As Libyans on the streets of Tripoli and Sirte fired automatic weapons into the air and danced for joy, world leaders began to weigh in on the death of the man who had ruled the oil-rich north African nation for 42 years.
British Prime Minister David Cameron said Gaddafi’s death was an occasion to remember his victims, while hailing it as a chance for a “democratic future” for Libya.
“I think today is a day to remember all of Colonel Gaddafi’s victims” including those who died in the 1988 bombing of a Pan Am jet over the Scottish town of Lockerbie, Cameron said in a statement outside his office.
French Foreign Minister Alain Juppe hailed the “end of 42 years of tyranny” in Libya and said France was “proud” to have helped bring freedom to the country, referring to the role of French forces in NATO action in Libya during the seven-month conflict.
“The announcement of the death of Gaddafi and the collapse of Sirte is the end of a very difficult period for the Libyan people. It’s the end of 42 years of tyranny, of a military conflict that has been very difficult for the Libyan people,” Juppe told reporters in New Delhi.
“It’s a historic event. It’s the beginning of a new period, of a democracy, freedom and the rebuilding of the country,” he added.
UN chief Ban Ki-moon said Gaddafi’s death ushered in a “historic transition” for Libya.
In Rome, Libya’s former colonial ruler, Italian Prime Minister Silvio Berlusconi said after the death of his onetime ally: “Now the war is over.”
“Sic transit gloria mundi (Thus passes the glory of the world),” Berlusconi said about the ousted ruler of Italy’s former colony, quoting a Latin tag.
In Brussels, the European Union said Gaddafi’s death “marks the end of an era of despotism”.
The news means an end also to the “repression from which the Libyan people have suffered for too long”, EU president Herman Van Rompuy said in a joint statement with European Commission president Jose Manuel Barroso.

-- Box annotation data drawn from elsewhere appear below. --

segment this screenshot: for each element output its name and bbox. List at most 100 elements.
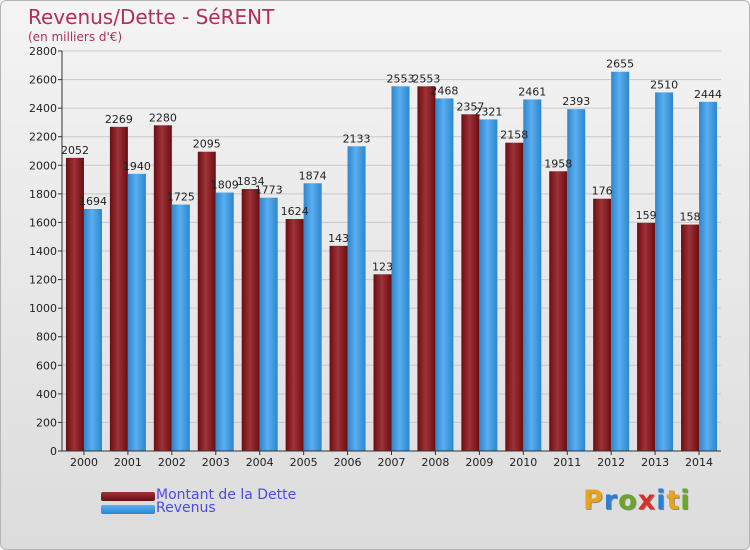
chart-subtitle: (en milliers d'€) — [28, 30, 123, 44]
bar-revenue-2005 — [303, 183, 322, 452]
x-axis-ticks: 2000 2001 2002 2003 2004 2005 2006 2007 2008 2009… — [70, 451, 713, 469]
bar-revenue-2013 — [655, 92, 674, 451]
bar-debt-2008 — [417, 86, 436, 452]
bar-revenue-2006 — [347, 146, 366, 452]
bar-revenue-2012 — [611, 71, 630, 451]
legend-label-revenue: Revenus — [156, 500, 216, 516]
y-axis-ticks: 0 200 400 600 800 1000 1200 1400 1600 1800 2000 220… — [29, 45, 62, 458]
bar-debt-2006 — [329, 245, 348, 451]
data-labels: 2052 1694 2269 1940 2280 1725 2095 180918341773… — [61, 58, 722, 274]
data-label-debt-2001: 2269 — [105, 113, 133, 126]
data-label-debt-2004: 1834 — [237, 175, 265, 188]
bar-debt-2007 — [373, 274, 392, 451]
x-tick-label: 2001 — [114, 456, 142, 469]
bar-debt-2001 — [109, 126, 128, 451]
data-label-debt-2006: 143 — [328, 232, 349, 245]
x-tick-label: 2006 — [334, 456, 362, 469]
data-label-revenue-2014: 2444 — [694, 88, 722, 101]
x-tick-label: 2010 — [509, 456, 537, 469]
y-tick-label: 400 — [36, 388, 57, 401]
bar-revenue-2001 — [127, 173, 146, 451]
y-tick-label: 1000 — [29, 302, 57, 315]
y-tick-label: 1600 — [29, 216, 57, 229]
bar-revenue-2010 — [523, 99, 542, 451]
data-label-revenue-2006: 2133 — [343, 132, 371, 145]
bar-revenue-2007 — [391, 86, 410, 452]
bar-revenue-2000 — [83, 209, 102, 451]
data-label-debt-2000: 2052 — [61, 144, 89, 157]
bar-revenue-2009 — [479, 119, 498, 451]
data-label-revenue-2008: 2468 — [430, 84, 458, 97]
y-tick-label: 2200 — [29, 131, 57, 144]
x-tick-label: 2012 — [597, 456, 625, 469]
data-label-revenue-2009: 2321 — [474, 105, 502, 118]
data-label-debt-2012: 176 — [592, 185, 613, 198]
x-tick-label: 2003 — [202, 456, 230, 469]
x-tick-label: 2008 — [421, 456, 449, 469]
bar-debt-2002 — [153, 125, 172, 452]
x-tick-label: 2000 — [70, 456, 98, 469]
x-tick-label: 2004 — [246, 456, 274, 469]
data-label-debt-2010: 2158 — [500, 129, 528, 142]
data-label-revenue-2004: 1773 — [255, 184, 283, 197]
data-label-revenue-2013: 2510 — [650, 78, 678, 91]
data-label-debt-2014: 158 — [680, 211, 701, 224]
proxiti-logo: Proxiti — [583, 485, 691, 516]
data-label-debt-2009: 2357 — [456, 100, 484, 113]
y-tick-label: 1200 — [29, 274, 57, 287]
bar-revenue-2002 — [171, 204, 190, 451]
data-label-revenue-2007: 2553 — [387, 72, 415, 85]
x-tick-label: 2014 — [685, 456, 713, 469]
y-tick-label: 200 — [36, 416, 57, 429]
bar-debt-2000 — [65, 157, 84, 451]
legend-label-debt: Montant de la Dette — [156, 487, 297, 503]
data-label-debt-2005: 1624 — [281, 205, 309, 218]
x-tick-label: 2007 — [378, 456, 406, 469]
bar-debt-2010 — [505, 142, 524, 451]
bar-revenue-2014 — [699, 101, 718, 451]
data-label-revenue-2010: 2461 — [518, 85, 546, 98]
x-tick-label: 2011 — [553, 456, 581, 469]
y-tick-label: 2400 — [29, 102, 57, 115]
y-tick-label: 600 — [36, 359, 57, 372]
bar-debt-2005 — [285, 219, 304, 451]
data-label-debt-2002: 2280 — [149, 111, 177, 124]
legend-swatch-debt — [101, 492, 155, 501]
bar-revenue-2008 — [435, 98, 454, 451]
axes — [61, 51, 721, 452]
data-label-debt-2013: 159 — [636, 209, 657, 222]
data-label-revenue-2000: 1694 — [79, 195, 107, 208]
bar-revenue-2003 — [215, 192, 234, 452]
data-label-revenue-2003: 1809 — [211, 179, 239, 192]
bar-debt-2003 — [197, 151, 216, 451]
data-label-revenue-2012: 2655 — [606, 58, 634, 71]
bar-debt-2014 — [681, 224, 700, 451]
y-tick-label: 0 — [50, 445, 57, 458]
data-label-revenue-2005: 1874 — [299, 169, 327, 182]
data-label-debt-2007: 123 — [372, 260, 393, 273]
bar-debt-2012 — [593, 198, 612, 451]
bar-debt-2004 — [241, 189, 260, 451]
y-tick-label: 1400 — [29, 245, 57, 258]
bar-revenue-2004 — [259, 197, 278, 451]
bars — [65, 71, 718, 452]
data-label-debt-2008: 2553 — [412, 72, 440, 85]
legend-swatch-revenue — [101, 505, 155, 514]
bar-revenue-2011 — [567, 109, 586, 452]
y-tick-label: 2000 — [29, 159, 57, 172]
y-tick-label: 2600 — [29, 74, 57, 87]
bar-debt-2011 — [549, 171, 568, 452]
data-label-revenue-2002: 1725 — [167, 191, 195, 204]
bar-debt-2009 — [461, 114, 480, 452]
x-tick-label: 2009 — [465, 456, 493, 469]
y-tick-label: 1800 — [29, 188, 57, 201]
x-tick-label: 2002 — [158, 456, 186, 469]
x-tick-label: 2005 — [290, 456, 318, 469]
chart-title: Revenus/Dette - SéRENT — [28, 5, 275, 29]
y-tick-label: 2800 — [29, 45, 57, 58]
x-tick-label: 2013 — [641, 456, 669, 469]
data-label-revenue-2011: 2393 — [562, 95, 590, 108]
data-label-revenue-2001: 1940 — [123, 160, 151, 173]
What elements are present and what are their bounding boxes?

European Parliament president Jerzy Buzek will visit Libya from Saturday.
“I am happy I will be visiting a country fully liberated from a dictator who has imposed his iron fist for more than 40 years. Now Libya can truly turn the page,” he said.
EU foreign policy chief Catherine Ashton said Libyans “can now look to the future”.
In a statement, Ashton said that “if confirmed” the death of Gaddafi “brings closure to a tragic period in the lives of so many Libyans”.
“After 10 months of extraordinary sacrifices, the Libyan people can say with pride and confidence that they have shaken off a regime that terrorised and oppressed for more than 40 years.”
She urged the new leadership to build a democratic future in full respect for human rights, saying that “while the crimes of the past must be addressed, the leadership must also seek a path of national reconciliation.”
The EU will remain “a strong and committed” partner in the future, Ashton said.
The current holder of the EU’s rotating presidency, Poland, warned Gaddafi’s fate “should be a warning to other dictators in the region and in the world”.
A Polish foreign ministry statement said Warsaw would have liked to have Gaddafi “tried for his crimes before a court in Libya or in The Hague”.
“We hope that his collaborators, wanted for crimes, will soon be brought before the courts,” it added. “We congratulate the Libyan people on bringing to an ultimate end the dictatorship of many years’ standing.”
In Washington, senior US Senator John McCain said the death marked the end of the first phase of the Libyan revolution.
“While some final fighting continues, the Libyan people have liberated their country,” the Republican lawmaker said in a statement.
“Now the Libyan people can focus all of their immense talents on strengthening their national unity, rebuilding their country and economy, proceeding with their democratic transition, and safeguarding the dignity and human rights of all Libyans,” said McCain.
“The United States, along with our European allies and Arab partners, must now deepen our support for the Libyan people, as they work to make the next phase of their democratic revolution as successful as the fight to free their country,” he said.
Gaddafi was fatally wounded when new regime forces launched a final assault on the last pocket of resistance in his hometown Sirte, a National Transitional Council spokesman said.
“We announce to the world that Gaddafi has died in the custody of the revolution,” Abdel Hafez Ghoga, a spokesman for the National Transitional Council (NTC), Libya’s new rulers, said in announcing the news.
“It is a historic moment. It is the end of tyranny and dictatorship. Gaddafi has met his fate,” he added.